Country Life

Country Life
Country Life 18x36 oil painting by Mary Mapes

Tuesday, May 10, 2011

Chief Baw Beese Potawatomies until 1840.

Chief Baw Beese
    Among the Indians reportedly never agreed to relinquish the land was Chief Baw Beese, a Huron-Potawatomi with a Scottish name for half-penny. Baw Beese, a council or peace chief, was one of the Indians of the so-called Huron-Potawatomi who had agreed to a treaty to relinquish land on the Huron and Raisin Rivers and to move west of line running straight north from the flagstaff of Fort Defiance, to a point on the Grand River-a line roughly marking the boundary between what now constitutes Hillsdale and Lenawee counties. In return for this the Baw Beese band was to receive $400 per year forever. The Moquago band at Nottawa Seepe (Near present day Athens, Michigan) was to receive a similar amount. Payments were made at Nottawa Seepe until the Baw Beese band was moved west. Thereafter, only the Moquago band received the payments, the last of which was made in 1910.
    Consequently, Chief Baw Beese considered himself a landlord and treated the early settlers as his guests, from whom he could and did demand rent. It has also been reported that he attempted to charge the settlers for the water flowing out of Baw Beese Lake.
    Historical research has revealed long-lost details about Baw Beese and his people. Those first settlers credited Baw Beese and his tribe of about 100 for helping their pioneer families by providing meat and traditional medicinal care through the long hard winters. The Potawatomies were known as successful planters and growers of maize (corn), who fished and hunted in fruitful locations. Baw Beese led his people around the county to three primary spots. The first was near the shores of Baw Beese Lake (supposedly named after the old chief by an early settler, Colonel William Fowler), where they fished; the second was near the corner of Squawfield and Waldron Roads, where they grew maize; and the third was just south of Somerset, where they hunted.
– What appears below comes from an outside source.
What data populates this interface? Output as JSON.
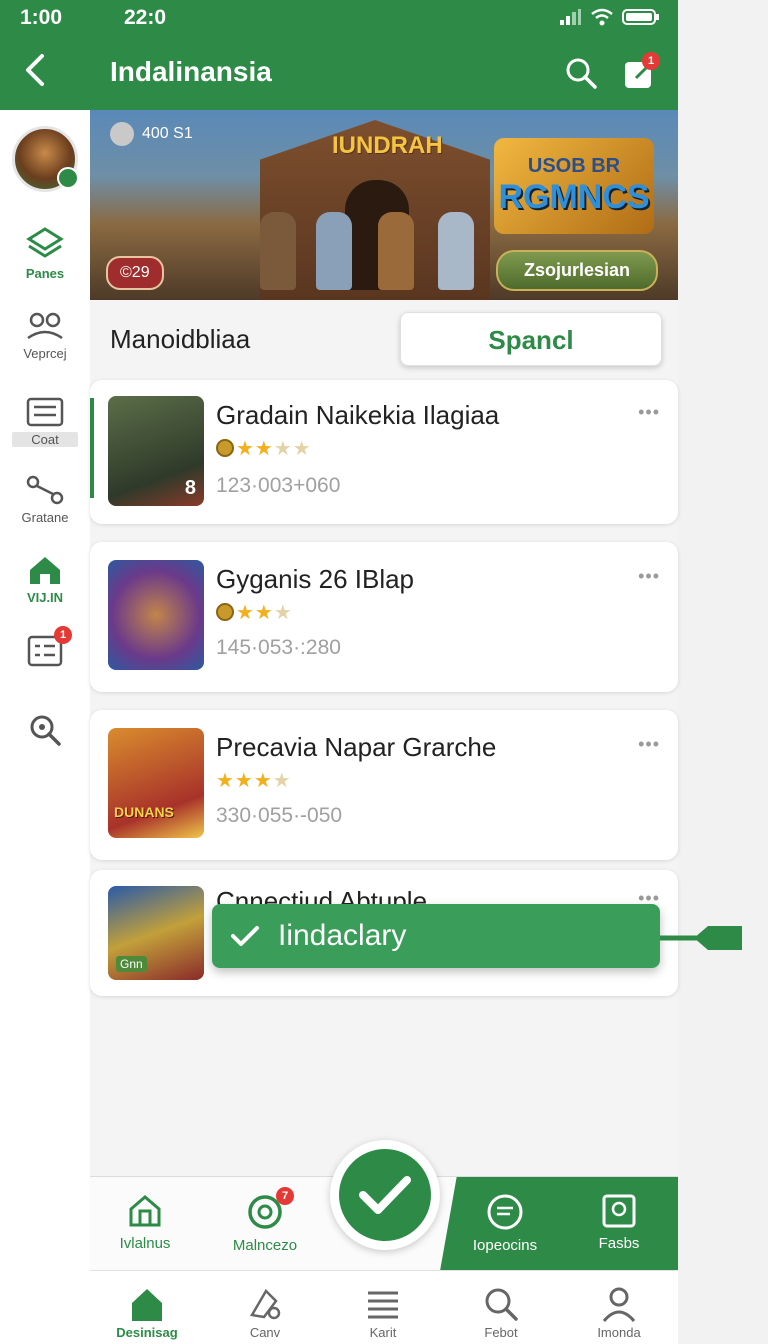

The native inhabitants also made excursions into Ohio and Indiana, as well as into neighboring Michigan counties.
    Most Southern Michigan Indians had been relocted to reservations in Iowa and Kansas by 1838. However, because the majority of settlers in Hillsdale County admired and appreciated the local Indian population, Baw Beese and his people continued to co-exist with their white neighbors until the autumn of 1840. After one of the local pioneer`s wrote a letter to then President William H. Harrison requesting the removal of Baw Beese's people from the land he had rightfully purchased, federal troops were sent to roundup the "Red Men" to be escorted out of the county. It was a sad day when Baw Beese left. Schools were let out to bid the old chief and his people farewell. With Baw Beese driving a horse-drawn buggy in the lead, the federals took the Indians from the camp at Squawfield, through Jonesville and Litchfield to Marshall. From Marshall they went west, then down the Mississippi, up the Missouri River and eventually to a reservation at Council Bluffs, Iowa where Baw Beese feared his mortal enemy, the Sioux. Later, many members of the Hillsdale County band were relocated to the reservation north of Topeka, Kansas. Descendants of Baw Beese's village remained on that Kansas reservation throughout the 19th and 20th centuries. There is some historical evidence that some of the original inhabitants hid in the forests, or were hidden by settlers, and remained in the area. Other reports indicate that small groups of the Indians taken west returned to Hillsdale County and took up the ways of white men, eventually assimilating into the Euro- American culture.
    Even before the Indians departed, the first school in the county was opened in the tiny settlement of Allen by Hiram Hunt in 1831. A school was also opened in Jonesville in 1832 and was attended by the youngest son of Baw Beese. Jonesville later became the first organized school district in the state.